Mohamad Bazzi of Sweden's Uppsala University and colleagues found shark-tooth diversity remained relatively constant across the end-Cretaceous mass extinction event. The researchers looked at the teeth morphology of the species in eight existing orders and one now-extinct order. The fossil teeth the researchers studied spread out over a 27-million-year period — from 83.6 million years ago to 56 million years ago. This geological period traversed the so-called Cretaceous–Paleogene (K-Pg) boundary that ended the age of the dinosaurs.
Their study was published this week in the open-access journal PLOS Biology.
The researchers said their study found that sharks' dental diversity was already declining before the K-Pg boundary, but remained relatively constant during the mass-extinction. “Our results show that selachimorphs (sharks) maintained virtually static levels of dental disparity in most of their constituent clades across the Cretaceous–Paleogene interval,” they said in the study.

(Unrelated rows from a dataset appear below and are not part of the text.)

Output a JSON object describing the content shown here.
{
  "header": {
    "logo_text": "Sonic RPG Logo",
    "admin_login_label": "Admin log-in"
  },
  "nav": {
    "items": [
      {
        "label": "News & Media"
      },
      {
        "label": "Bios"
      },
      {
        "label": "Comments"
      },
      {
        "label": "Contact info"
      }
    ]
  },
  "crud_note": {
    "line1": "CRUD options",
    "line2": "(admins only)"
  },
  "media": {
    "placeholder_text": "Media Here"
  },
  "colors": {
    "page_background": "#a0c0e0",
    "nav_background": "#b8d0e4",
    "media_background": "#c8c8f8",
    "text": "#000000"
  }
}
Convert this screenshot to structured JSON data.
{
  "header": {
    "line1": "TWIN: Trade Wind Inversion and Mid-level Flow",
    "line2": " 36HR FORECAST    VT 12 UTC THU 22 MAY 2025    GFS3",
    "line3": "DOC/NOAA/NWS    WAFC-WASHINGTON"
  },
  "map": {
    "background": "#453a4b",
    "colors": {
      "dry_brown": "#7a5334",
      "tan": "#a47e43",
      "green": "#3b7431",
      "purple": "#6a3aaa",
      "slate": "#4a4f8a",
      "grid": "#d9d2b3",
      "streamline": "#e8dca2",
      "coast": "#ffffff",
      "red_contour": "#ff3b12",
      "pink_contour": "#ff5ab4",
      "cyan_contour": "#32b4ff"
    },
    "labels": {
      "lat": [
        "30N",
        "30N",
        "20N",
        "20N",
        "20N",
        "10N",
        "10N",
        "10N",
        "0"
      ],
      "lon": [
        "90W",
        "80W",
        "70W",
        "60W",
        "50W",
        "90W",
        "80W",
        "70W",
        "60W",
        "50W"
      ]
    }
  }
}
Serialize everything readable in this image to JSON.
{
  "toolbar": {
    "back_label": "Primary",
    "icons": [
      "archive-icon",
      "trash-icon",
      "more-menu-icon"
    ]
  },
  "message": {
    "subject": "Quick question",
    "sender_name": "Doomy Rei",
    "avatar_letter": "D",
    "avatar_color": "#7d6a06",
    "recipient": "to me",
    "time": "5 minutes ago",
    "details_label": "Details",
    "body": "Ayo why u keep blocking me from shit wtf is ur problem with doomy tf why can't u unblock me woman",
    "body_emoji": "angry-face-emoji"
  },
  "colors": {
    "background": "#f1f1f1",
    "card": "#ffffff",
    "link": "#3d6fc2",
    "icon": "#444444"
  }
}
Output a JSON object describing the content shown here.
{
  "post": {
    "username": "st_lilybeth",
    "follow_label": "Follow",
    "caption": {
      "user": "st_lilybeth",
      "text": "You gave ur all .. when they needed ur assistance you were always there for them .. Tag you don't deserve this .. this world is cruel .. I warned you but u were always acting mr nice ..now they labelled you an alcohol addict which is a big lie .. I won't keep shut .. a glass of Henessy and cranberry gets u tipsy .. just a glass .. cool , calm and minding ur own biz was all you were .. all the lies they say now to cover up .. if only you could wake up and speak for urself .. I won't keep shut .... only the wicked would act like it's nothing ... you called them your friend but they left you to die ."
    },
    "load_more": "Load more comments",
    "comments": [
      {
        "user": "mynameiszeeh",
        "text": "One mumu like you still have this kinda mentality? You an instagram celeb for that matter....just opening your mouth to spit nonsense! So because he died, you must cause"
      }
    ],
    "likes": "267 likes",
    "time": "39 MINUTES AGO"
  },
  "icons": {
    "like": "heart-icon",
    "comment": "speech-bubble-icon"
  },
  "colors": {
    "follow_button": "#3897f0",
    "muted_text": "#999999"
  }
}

However, they added, some groups of apex predators — those with triangular blade-like teeth — suffered selective extinctions, possibly as a result of the extinction of preys.
Other shark lineages increased in dental diversity after the K-Pg boundary: Sharks in the Odontaspididae family, that have narrow teeth adapted for feeding on fish, showed increase in diversity. The selective extinctions may reflect an ecological shift from specialist tetrapod (four-limbed animal) predators to more general bony fish diets.
Based on the study, the researchers concluded that the overall static disparity indicates that sharks experienced no demonstrable pre-extinction decline as suffered by other vertebrate groups.